Luís Britto
- Country (sports): Brazil
- Born: 23 June 1993 (age 32) Araçatuba, Brazil
- Height: 1.80 m (5 ft 11 in)
- Plays: Right-handed (two-handed backhand)
- Prize money: $66.669

Singles
- Career record: 0–0
- Career titles: 0
- Highest ranking: No. 1098 (29 August 2022)
- Current ranking: No. 1590 (30 June 2025)

Doubles
- Career record: 0–0
- Career titles: 2 Challenger, 4 ITF
- Highest ranking: No. 142 (30 June 2025)
- Current ranking: No. 142 (30 June 2025)

= Luís Britto =

Brazilian tennis player (born 1993)

Luís Britto (born 23 June 1993) is a Brazilian tennis player.

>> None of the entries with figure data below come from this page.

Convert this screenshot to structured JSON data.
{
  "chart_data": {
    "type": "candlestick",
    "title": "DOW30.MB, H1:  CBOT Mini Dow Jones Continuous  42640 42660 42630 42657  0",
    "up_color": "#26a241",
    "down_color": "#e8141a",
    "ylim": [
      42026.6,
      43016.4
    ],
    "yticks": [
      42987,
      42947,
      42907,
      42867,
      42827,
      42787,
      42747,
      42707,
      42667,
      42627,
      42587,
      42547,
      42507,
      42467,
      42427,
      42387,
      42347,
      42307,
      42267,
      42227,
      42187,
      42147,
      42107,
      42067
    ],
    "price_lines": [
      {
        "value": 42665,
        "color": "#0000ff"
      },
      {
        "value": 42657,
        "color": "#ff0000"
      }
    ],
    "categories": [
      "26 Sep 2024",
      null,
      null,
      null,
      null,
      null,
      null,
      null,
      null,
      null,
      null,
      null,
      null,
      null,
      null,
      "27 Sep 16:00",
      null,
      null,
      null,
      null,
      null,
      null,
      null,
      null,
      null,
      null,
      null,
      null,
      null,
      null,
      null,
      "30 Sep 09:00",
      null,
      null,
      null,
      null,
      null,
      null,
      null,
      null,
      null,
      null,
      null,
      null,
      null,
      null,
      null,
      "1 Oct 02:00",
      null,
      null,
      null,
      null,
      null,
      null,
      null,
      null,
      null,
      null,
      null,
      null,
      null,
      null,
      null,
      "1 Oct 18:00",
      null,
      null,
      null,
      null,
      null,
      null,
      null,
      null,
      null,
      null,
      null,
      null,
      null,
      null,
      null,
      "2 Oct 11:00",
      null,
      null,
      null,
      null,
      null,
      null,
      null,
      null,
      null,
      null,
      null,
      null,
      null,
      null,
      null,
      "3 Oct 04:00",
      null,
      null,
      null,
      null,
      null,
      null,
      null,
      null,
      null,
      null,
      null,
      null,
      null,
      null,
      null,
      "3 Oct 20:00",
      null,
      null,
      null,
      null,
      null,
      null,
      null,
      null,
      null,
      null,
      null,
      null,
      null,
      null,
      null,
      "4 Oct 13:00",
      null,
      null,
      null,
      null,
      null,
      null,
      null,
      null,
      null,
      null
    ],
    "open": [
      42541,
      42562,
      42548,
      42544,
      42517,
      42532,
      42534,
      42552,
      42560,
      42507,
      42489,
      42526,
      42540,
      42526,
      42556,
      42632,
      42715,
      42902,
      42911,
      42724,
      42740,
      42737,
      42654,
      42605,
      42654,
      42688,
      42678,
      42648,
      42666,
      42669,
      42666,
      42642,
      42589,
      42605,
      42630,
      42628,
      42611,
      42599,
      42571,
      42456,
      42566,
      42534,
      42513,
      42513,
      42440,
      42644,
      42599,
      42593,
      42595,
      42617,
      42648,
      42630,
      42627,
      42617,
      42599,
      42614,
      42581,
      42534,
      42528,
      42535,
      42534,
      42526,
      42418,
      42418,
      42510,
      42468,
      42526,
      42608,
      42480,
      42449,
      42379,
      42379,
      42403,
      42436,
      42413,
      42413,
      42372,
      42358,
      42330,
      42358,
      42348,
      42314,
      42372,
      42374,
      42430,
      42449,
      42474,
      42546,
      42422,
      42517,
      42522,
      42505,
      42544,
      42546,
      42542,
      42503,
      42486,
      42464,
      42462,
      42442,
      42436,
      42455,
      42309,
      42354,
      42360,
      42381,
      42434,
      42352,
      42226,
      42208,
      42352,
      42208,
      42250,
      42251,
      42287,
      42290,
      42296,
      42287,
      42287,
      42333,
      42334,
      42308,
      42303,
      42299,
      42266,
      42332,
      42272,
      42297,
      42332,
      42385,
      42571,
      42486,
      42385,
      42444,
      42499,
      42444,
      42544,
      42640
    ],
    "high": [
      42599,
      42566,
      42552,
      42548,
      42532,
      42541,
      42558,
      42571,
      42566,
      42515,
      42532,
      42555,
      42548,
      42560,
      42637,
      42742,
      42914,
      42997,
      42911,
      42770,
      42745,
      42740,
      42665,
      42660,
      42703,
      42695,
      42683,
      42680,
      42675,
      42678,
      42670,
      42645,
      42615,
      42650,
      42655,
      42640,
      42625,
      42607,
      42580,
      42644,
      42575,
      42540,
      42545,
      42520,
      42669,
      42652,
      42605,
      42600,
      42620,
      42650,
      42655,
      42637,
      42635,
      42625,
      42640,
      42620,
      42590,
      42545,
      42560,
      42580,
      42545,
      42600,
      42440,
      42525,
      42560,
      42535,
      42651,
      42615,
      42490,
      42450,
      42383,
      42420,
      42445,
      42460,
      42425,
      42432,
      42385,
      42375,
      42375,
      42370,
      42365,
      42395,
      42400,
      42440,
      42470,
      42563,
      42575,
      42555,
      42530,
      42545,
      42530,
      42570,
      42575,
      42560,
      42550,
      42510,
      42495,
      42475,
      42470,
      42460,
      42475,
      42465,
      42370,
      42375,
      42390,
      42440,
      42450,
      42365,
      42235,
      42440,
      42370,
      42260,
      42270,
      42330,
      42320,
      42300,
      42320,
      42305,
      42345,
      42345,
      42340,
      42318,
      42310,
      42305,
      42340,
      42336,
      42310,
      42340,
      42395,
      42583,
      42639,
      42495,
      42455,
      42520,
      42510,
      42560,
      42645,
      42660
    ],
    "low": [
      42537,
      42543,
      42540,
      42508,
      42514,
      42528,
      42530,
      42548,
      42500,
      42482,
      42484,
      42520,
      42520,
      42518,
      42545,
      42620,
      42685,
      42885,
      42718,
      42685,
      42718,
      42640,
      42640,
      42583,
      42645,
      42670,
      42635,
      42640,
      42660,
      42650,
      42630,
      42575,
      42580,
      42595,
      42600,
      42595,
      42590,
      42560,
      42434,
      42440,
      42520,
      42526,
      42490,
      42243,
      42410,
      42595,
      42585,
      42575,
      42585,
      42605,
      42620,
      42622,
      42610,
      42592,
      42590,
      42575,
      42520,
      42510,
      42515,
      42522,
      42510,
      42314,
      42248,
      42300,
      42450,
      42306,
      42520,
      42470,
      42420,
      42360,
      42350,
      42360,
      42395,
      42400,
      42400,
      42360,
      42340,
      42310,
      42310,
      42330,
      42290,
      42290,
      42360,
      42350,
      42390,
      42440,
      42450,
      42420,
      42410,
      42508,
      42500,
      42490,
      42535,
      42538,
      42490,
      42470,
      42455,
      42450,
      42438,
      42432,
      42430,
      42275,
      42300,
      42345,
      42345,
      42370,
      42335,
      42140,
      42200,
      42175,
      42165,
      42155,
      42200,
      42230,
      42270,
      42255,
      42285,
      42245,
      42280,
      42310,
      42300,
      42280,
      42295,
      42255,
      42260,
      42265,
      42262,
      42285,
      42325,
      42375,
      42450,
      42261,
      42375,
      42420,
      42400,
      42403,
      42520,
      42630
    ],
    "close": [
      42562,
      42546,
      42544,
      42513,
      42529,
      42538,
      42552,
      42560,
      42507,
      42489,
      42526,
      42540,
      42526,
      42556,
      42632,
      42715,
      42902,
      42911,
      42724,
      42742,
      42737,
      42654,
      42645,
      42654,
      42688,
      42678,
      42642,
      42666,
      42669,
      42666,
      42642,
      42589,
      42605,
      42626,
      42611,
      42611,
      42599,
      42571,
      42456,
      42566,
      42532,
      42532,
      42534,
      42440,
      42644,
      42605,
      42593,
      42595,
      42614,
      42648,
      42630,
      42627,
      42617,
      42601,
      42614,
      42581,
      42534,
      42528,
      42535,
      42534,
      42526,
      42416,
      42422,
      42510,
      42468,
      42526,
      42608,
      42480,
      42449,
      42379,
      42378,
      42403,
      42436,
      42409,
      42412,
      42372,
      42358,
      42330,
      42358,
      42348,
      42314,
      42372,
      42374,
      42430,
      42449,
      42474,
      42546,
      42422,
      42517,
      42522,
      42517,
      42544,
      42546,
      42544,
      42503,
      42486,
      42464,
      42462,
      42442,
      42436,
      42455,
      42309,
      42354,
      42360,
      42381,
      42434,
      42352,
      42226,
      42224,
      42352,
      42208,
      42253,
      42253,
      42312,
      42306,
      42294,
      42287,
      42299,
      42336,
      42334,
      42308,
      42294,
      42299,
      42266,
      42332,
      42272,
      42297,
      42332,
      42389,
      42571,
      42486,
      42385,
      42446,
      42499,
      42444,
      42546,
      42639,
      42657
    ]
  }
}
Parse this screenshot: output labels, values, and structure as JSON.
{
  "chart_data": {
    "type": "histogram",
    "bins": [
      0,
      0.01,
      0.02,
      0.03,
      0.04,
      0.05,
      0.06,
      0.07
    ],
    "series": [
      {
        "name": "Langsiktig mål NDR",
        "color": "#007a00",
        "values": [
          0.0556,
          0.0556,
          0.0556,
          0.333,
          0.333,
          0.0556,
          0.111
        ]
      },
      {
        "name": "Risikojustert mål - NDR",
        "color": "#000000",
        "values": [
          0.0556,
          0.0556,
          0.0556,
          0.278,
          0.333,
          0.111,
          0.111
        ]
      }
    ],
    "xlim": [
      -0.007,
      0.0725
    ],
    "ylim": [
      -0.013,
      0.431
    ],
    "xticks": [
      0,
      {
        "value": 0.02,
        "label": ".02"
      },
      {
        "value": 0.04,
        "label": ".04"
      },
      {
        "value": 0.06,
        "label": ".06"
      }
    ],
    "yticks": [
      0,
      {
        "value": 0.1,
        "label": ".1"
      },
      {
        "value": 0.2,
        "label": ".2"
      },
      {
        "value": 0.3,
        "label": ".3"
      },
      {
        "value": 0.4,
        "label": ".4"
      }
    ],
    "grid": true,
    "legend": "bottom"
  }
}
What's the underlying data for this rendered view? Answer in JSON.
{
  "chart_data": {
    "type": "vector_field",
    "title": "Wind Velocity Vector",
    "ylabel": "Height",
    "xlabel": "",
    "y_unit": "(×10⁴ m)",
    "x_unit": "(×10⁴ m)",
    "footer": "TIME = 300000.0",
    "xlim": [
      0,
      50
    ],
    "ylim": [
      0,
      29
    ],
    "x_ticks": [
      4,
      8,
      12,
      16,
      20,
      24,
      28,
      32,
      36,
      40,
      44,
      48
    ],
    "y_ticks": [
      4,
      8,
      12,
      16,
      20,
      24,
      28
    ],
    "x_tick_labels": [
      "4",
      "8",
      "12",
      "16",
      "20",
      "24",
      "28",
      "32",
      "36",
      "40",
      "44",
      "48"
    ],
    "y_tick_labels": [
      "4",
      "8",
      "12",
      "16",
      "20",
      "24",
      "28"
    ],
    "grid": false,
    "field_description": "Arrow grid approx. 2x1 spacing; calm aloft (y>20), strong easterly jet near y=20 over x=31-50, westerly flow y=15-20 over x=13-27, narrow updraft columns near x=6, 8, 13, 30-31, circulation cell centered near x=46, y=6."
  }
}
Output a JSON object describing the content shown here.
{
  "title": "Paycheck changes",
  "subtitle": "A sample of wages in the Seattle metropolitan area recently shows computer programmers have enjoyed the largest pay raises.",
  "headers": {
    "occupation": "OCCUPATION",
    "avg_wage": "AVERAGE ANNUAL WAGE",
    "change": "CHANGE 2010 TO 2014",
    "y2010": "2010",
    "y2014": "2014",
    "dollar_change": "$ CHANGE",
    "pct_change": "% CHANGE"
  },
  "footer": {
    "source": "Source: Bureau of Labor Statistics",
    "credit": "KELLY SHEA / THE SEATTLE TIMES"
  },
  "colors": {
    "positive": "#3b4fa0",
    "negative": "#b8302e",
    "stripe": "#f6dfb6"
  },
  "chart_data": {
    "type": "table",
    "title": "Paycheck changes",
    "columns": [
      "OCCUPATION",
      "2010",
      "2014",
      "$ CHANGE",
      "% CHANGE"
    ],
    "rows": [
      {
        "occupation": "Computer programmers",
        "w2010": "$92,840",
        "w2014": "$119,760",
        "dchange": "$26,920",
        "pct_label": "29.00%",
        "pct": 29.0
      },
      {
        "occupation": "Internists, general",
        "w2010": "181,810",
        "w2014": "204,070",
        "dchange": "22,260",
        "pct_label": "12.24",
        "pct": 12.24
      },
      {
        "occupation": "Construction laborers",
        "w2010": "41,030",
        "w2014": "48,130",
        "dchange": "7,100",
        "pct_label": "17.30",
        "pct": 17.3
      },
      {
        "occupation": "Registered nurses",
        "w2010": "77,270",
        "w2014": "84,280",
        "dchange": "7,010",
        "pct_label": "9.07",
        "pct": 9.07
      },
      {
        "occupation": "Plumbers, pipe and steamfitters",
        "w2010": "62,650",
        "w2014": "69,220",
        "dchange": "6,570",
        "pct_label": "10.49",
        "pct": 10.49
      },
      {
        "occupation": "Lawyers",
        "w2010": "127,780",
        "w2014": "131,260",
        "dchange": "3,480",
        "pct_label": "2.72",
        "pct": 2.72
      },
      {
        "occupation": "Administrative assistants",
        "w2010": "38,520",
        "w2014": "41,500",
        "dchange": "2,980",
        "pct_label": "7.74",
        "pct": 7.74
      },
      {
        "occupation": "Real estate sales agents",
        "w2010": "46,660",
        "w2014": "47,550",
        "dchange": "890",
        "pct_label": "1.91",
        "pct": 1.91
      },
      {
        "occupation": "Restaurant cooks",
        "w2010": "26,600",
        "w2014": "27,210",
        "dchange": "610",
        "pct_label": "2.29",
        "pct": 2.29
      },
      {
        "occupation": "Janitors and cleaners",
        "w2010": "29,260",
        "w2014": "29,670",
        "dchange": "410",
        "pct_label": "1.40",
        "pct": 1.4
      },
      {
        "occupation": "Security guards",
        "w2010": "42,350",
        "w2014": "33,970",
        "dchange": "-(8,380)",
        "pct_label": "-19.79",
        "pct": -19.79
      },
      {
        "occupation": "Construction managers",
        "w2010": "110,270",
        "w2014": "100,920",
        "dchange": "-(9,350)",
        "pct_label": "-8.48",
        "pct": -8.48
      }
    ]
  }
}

He has a career high ATP doubles ranking of world No. 142 achieved on 30 June 2025.
Britto also has a career high ATP singles ranking of No. 1098 achieved on 29 August 2022.

==Career==
Britto won his ATP Challenger titles at the 2024 Challenger Tucumán in doubles partnering Gonzalo Villanueva. And the other one at the Kia Open Bogotá 2025 with Zdeněk Kolář.